Figure 2.

Characteristics of astrocyte leak K⁺ conductance. A: R_m and C_m circuit representation of a cell. In voltage-clamp recording, a command voltage (V_c) is applied to the cell through an electrode with an access resistance (R_a) of 5 MΩ in series with membrane resistance (R_m) in the circuit. The C_m is the capacitance of the cell in parallel with R_m. B: in a model neuron, R_m =100 MΩ, a Δ10-mV V_c from resting membrane potential (V_m) −70 mV (B₁) induces rapid charge/discharge of the capacitance (I_cap, blue) and only small charges through the leak-type K⁺ channels (I_K,leak, red). I_out is the total charge output in response to V_c. B₂: V_c-induced output membrane potential (V_out) that is 95% of the V_c. C: in an astrocyte, R_m = 6.4 MΩ, a Δ10-mV V_c from resting V_m −80 mV (C₂) induces I_cap (blue) and I_K,leak (red) that are superimposed (C₁). The induced V_out is only 56% of the V_c. D and E: real recordings from a neuron and astrocyte as indicated. In a neuron, at the steady-state baseline marked by *, the neuron is voltage-clamped by the applied V_c.
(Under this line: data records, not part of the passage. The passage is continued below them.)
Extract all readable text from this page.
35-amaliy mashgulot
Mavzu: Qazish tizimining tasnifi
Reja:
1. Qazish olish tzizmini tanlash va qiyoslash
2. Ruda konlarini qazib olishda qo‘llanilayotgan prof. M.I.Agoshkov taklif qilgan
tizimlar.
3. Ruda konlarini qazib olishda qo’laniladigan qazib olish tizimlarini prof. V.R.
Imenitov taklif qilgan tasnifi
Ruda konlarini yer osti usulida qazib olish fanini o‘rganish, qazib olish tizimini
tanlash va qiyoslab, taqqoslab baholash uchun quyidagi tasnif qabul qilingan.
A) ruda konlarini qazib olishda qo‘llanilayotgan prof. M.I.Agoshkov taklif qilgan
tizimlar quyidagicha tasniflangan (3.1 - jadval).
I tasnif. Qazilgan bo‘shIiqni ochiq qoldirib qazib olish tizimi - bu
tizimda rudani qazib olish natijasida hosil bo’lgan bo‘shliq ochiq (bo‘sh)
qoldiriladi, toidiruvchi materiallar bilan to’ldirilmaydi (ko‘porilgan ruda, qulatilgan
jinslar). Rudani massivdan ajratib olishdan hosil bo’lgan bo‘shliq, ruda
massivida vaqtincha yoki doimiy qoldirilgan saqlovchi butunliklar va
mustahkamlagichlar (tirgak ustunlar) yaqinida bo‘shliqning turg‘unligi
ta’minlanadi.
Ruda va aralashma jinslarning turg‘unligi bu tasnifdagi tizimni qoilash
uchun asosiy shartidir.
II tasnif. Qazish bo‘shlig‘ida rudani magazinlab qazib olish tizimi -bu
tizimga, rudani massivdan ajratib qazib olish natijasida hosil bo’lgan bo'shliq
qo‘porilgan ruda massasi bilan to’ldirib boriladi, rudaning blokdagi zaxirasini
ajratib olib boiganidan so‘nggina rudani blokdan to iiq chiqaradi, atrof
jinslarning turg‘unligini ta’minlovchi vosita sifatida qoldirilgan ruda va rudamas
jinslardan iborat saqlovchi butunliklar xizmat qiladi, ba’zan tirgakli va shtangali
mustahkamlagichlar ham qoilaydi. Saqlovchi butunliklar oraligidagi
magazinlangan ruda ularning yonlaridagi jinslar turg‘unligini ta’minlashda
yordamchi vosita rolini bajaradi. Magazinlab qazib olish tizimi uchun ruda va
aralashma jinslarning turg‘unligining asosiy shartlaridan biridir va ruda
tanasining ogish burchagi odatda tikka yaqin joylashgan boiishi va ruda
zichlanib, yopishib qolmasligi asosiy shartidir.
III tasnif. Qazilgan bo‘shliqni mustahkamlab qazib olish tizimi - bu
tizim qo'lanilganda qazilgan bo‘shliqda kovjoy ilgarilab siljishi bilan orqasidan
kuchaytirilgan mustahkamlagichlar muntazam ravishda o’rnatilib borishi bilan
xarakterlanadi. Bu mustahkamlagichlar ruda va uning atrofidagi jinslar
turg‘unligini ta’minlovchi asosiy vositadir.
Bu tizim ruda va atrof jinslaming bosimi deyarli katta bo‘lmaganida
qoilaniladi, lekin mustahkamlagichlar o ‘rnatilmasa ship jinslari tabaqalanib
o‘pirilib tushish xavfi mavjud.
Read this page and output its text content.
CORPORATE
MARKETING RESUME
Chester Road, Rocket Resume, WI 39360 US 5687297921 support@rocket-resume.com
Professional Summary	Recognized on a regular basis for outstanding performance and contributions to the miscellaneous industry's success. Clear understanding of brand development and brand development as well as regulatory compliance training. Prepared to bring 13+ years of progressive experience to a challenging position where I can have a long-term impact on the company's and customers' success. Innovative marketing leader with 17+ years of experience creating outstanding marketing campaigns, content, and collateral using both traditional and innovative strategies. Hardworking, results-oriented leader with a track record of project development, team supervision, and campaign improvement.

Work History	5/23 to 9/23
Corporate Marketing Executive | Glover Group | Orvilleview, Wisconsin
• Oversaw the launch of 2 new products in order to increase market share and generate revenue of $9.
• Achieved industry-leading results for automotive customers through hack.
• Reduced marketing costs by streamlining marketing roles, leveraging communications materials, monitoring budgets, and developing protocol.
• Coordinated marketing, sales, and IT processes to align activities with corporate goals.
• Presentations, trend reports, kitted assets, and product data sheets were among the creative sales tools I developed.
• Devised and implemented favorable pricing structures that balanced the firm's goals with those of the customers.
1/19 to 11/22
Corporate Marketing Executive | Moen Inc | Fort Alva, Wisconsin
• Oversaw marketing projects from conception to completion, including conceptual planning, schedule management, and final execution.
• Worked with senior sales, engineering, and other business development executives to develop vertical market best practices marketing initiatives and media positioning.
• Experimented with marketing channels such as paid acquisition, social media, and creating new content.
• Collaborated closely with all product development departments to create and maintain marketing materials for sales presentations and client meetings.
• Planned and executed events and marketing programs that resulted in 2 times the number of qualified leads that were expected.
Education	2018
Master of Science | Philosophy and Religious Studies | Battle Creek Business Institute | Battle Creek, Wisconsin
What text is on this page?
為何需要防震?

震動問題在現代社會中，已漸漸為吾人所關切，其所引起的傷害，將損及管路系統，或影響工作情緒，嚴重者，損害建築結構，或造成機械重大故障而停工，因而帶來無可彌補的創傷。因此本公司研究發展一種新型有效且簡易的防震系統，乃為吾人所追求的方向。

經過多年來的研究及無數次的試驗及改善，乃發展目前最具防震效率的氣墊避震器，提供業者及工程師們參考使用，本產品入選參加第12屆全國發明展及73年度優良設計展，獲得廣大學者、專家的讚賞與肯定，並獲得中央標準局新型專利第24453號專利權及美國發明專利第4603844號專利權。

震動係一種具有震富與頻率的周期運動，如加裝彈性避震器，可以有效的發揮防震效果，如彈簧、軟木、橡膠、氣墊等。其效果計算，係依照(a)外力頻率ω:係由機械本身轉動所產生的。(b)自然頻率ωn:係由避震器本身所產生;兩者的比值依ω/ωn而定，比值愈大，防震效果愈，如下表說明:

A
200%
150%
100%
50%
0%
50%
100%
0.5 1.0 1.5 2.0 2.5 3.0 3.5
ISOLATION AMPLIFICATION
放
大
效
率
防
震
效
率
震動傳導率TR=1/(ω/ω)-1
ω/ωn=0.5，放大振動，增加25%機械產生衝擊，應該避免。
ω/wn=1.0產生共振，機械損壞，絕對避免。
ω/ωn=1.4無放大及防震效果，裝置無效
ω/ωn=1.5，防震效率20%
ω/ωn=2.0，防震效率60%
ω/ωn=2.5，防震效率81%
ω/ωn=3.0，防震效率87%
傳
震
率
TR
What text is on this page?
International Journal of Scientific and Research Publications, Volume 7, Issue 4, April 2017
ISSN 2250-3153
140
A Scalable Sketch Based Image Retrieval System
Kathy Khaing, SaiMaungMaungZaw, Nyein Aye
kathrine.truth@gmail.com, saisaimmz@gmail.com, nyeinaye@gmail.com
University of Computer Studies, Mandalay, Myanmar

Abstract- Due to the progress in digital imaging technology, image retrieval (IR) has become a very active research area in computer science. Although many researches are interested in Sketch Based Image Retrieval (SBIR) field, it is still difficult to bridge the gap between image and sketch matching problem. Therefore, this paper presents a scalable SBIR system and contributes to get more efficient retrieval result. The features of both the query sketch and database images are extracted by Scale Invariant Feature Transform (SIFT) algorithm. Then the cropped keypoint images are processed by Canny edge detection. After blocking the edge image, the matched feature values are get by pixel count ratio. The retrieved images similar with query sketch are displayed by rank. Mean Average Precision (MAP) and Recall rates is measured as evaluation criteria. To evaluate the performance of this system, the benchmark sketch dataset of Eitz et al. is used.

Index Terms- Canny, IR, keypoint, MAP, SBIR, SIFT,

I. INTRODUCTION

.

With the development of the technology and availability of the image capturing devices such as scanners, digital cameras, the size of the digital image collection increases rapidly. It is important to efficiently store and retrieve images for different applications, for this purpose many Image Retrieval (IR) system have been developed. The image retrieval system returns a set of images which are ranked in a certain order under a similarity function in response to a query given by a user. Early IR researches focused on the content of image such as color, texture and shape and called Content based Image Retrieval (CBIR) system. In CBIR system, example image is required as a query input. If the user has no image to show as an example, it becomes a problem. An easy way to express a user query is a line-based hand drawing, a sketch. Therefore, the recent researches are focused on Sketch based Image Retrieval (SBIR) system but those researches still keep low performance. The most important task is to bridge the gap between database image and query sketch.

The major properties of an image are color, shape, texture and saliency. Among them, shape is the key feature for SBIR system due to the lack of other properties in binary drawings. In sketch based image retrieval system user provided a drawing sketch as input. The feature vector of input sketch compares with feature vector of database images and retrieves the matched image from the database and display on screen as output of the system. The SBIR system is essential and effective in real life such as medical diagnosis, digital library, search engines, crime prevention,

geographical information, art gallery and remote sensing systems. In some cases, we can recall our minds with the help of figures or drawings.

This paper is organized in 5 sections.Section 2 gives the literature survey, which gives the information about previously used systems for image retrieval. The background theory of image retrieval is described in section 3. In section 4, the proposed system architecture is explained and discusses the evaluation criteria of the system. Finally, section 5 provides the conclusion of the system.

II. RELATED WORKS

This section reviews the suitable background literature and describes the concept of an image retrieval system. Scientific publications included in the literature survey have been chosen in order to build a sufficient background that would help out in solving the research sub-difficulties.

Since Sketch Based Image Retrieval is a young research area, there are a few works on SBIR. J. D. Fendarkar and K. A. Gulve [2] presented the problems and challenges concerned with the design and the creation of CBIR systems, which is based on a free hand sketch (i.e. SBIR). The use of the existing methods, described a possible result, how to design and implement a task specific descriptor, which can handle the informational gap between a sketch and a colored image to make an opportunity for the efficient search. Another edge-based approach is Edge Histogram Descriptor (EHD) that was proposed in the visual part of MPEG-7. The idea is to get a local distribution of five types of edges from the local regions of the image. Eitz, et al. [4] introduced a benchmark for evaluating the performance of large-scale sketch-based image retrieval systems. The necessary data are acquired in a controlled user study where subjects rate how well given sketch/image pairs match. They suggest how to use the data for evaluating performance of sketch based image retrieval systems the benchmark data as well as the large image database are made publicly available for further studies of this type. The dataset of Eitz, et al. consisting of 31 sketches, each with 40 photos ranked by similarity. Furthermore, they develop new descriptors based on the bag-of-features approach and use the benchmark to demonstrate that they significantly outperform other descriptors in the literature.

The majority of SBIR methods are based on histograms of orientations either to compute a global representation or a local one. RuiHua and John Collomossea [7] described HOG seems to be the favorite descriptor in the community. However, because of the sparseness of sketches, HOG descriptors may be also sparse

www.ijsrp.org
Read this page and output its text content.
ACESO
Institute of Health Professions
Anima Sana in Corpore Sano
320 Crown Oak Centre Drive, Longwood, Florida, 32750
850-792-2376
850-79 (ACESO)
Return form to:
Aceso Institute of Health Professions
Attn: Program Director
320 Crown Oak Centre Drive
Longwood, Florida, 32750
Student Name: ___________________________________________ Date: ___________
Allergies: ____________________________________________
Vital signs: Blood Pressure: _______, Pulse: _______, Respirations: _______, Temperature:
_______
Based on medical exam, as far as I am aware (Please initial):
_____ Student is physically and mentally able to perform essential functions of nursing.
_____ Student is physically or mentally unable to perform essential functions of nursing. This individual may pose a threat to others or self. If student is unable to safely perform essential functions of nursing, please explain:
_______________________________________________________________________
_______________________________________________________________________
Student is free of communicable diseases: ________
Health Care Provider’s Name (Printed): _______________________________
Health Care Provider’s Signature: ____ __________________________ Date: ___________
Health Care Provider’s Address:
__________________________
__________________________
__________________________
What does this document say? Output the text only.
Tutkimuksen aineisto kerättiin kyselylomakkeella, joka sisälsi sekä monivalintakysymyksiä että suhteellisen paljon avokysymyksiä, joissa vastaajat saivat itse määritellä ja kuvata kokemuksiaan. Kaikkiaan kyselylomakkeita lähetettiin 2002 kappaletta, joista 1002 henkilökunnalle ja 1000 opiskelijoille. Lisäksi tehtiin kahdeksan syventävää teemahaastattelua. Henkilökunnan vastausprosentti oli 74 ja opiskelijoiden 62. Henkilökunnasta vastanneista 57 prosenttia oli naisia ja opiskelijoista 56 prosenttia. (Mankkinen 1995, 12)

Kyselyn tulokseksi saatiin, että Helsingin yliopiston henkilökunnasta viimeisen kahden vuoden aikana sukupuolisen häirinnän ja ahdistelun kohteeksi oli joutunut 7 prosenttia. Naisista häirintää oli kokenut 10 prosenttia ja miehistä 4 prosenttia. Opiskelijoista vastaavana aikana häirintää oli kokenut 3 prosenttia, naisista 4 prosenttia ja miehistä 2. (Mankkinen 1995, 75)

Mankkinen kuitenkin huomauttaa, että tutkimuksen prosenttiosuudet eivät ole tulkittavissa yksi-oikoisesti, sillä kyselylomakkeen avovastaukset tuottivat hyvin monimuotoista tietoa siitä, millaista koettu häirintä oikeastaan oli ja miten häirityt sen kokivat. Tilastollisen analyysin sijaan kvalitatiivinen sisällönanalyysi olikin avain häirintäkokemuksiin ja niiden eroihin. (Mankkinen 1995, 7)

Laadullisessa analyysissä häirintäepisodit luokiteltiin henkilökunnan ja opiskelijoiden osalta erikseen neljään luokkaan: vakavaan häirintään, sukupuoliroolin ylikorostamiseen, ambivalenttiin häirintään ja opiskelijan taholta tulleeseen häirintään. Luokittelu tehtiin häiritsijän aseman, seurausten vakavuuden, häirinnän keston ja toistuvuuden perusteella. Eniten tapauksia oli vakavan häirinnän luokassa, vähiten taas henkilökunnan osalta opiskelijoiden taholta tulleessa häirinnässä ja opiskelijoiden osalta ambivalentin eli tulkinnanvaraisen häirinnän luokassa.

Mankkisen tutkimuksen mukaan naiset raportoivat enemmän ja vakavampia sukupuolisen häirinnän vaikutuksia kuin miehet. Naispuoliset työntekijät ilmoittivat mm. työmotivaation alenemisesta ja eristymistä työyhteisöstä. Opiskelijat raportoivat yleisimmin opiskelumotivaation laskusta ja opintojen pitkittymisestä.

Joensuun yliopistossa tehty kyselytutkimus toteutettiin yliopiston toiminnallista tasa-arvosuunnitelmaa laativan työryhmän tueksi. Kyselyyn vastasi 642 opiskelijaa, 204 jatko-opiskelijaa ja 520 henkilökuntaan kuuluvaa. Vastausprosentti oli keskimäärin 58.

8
At an R_m=100 MΩ, the R_a,eff is close to the actual R_a, i.e., R_a,eff = R_aR_m/(R_a + R_m) hence, the R_a can be confidently resolved from R_a = (V_c − V_r)/I_peak · C_m can be resolved from τ = C_m · R_a and the R_m can be resolved from R_m= R_total − R_a· E: applying a Δ10-mV V_c to a low R_m (6.4 MΩ) astrocyte with a low R_a,eff, the actual I_peak cannot be measured for R_a calculation. An immediate merging of I_cap with I_K,leak makes it impossible to resolve the τ. F: in a high R_m neuron, the voltage clamping was readily achieved at the beginning of a +Δ50 mV V_c (marked by *), and that was followed by sequential activation of the voltage-gated inward I_Na, outward I_Ka, and I_Kd.